Now it turns out that you can have the best of both worlds. The Albaughs appear to have produced a legitimate commercial heir to Giant’s Causeway; and, in the sire of Sittin On Go, may yet give us a second.

Brody’s Cause, similarly, would succeed for the best of reasons: he was bought as a yearling as the son of a proven stallion, from a regal family. Go back to his fifth dam, in fact, and you’ll find a Bold Ruler half-sister to Somethingroyal.

He stands at Spendthrift–the family’s partner, incidentally, in pushing a seven-figure boat out for Thousand Words as a yearling–and the Albaughs supported him at market by giving $65,000 for his very first foal, a January 11 colt bred by and delivered at Wynnstay Farm, as a weanling at the Keeneland November Sale. Returning him to the same ring last September, they set a reserve at the same price, only for bidding to stall at $62,000. That’s how Sittin On Go is still in their stable; that’s how these ups and downs can even out.

Let’s not forget that Thousand Words had soured in the spring and would not have lined up for a May Derby, either. Turning him round to beat poor old Honor A. P. (Honor Code) in their Derby prep has been an achievement commensurate with the Preakness record beckoning Baffert. But Romans, the family’s principal trainer, may yet prove equal to an equivalent challenge with Dennis’ Moment, who returned to the worktab just this week.

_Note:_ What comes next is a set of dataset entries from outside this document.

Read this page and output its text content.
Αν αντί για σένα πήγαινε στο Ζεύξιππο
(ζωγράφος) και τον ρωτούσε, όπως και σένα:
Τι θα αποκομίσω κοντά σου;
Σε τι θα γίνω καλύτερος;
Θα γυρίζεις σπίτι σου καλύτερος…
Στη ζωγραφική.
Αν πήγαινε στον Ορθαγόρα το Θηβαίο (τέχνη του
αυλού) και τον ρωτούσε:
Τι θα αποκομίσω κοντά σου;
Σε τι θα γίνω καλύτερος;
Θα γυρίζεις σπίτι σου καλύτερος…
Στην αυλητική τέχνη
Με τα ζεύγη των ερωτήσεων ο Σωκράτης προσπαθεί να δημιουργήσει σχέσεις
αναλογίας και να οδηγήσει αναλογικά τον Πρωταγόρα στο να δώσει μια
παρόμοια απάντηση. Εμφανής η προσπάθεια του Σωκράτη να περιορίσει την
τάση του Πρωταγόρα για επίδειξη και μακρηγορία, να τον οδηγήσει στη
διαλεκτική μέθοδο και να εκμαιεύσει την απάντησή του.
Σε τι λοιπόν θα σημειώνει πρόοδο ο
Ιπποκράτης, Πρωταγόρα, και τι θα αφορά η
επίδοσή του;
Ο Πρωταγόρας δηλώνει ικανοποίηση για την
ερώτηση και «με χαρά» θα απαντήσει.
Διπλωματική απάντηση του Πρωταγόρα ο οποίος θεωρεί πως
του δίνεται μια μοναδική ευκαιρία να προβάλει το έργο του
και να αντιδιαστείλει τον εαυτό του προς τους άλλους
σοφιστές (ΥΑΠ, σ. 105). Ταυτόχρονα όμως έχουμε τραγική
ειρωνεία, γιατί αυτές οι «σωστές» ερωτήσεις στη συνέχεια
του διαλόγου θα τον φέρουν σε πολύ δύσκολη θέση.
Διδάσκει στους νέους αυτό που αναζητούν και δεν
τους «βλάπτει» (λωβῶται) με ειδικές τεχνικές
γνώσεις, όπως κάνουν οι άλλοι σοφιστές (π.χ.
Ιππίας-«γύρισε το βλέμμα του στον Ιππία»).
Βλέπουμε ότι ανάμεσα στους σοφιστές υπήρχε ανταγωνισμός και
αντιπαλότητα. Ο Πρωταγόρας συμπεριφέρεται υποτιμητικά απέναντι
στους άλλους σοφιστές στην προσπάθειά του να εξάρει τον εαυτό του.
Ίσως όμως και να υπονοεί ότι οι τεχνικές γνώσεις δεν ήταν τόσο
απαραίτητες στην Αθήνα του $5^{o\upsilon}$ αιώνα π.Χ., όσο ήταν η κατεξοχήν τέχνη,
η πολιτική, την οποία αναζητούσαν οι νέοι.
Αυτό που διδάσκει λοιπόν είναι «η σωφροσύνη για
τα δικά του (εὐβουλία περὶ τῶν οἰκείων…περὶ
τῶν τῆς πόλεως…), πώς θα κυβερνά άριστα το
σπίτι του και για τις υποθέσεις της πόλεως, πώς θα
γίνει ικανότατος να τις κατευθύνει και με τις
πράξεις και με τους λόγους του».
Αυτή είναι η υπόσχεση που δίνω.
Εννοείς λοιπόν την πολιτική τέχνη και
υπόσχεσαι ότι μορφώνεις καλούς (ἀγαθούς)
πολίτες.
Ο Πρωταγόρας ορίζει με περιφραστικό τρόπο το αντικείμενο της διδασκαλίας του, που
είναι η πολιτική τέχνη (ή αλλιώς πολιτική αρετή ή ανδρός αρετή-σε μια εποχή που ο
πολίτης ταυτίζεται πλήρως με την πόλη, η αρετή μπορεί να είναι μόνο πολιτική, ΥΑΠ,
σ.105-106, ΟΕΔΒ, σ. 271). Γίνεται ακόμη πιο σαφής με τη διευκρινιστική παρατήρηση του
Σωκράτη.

That colt, remember, is by Tiznow–who shared one of the great Breeders’ Cup duels with Giant’s Causeway. Proper stallions, these, as favored by proper horsemen. Between Romans, bloodstock agent Barry Berkelhammer, and Albaugh’s son-in-law and racing manager Jason Loutsch, this is an exemplary crew. And if Mr. Albaugh is already building a legacy, that’s because his team are using durable, high-caliber materials: proven stallions, deep families, speed that will stretch through a second turn.

So there’s one picture that really would be worth a Thousand Words–and that’s one that shows him draped in a blanket of Black-Eyed Susans.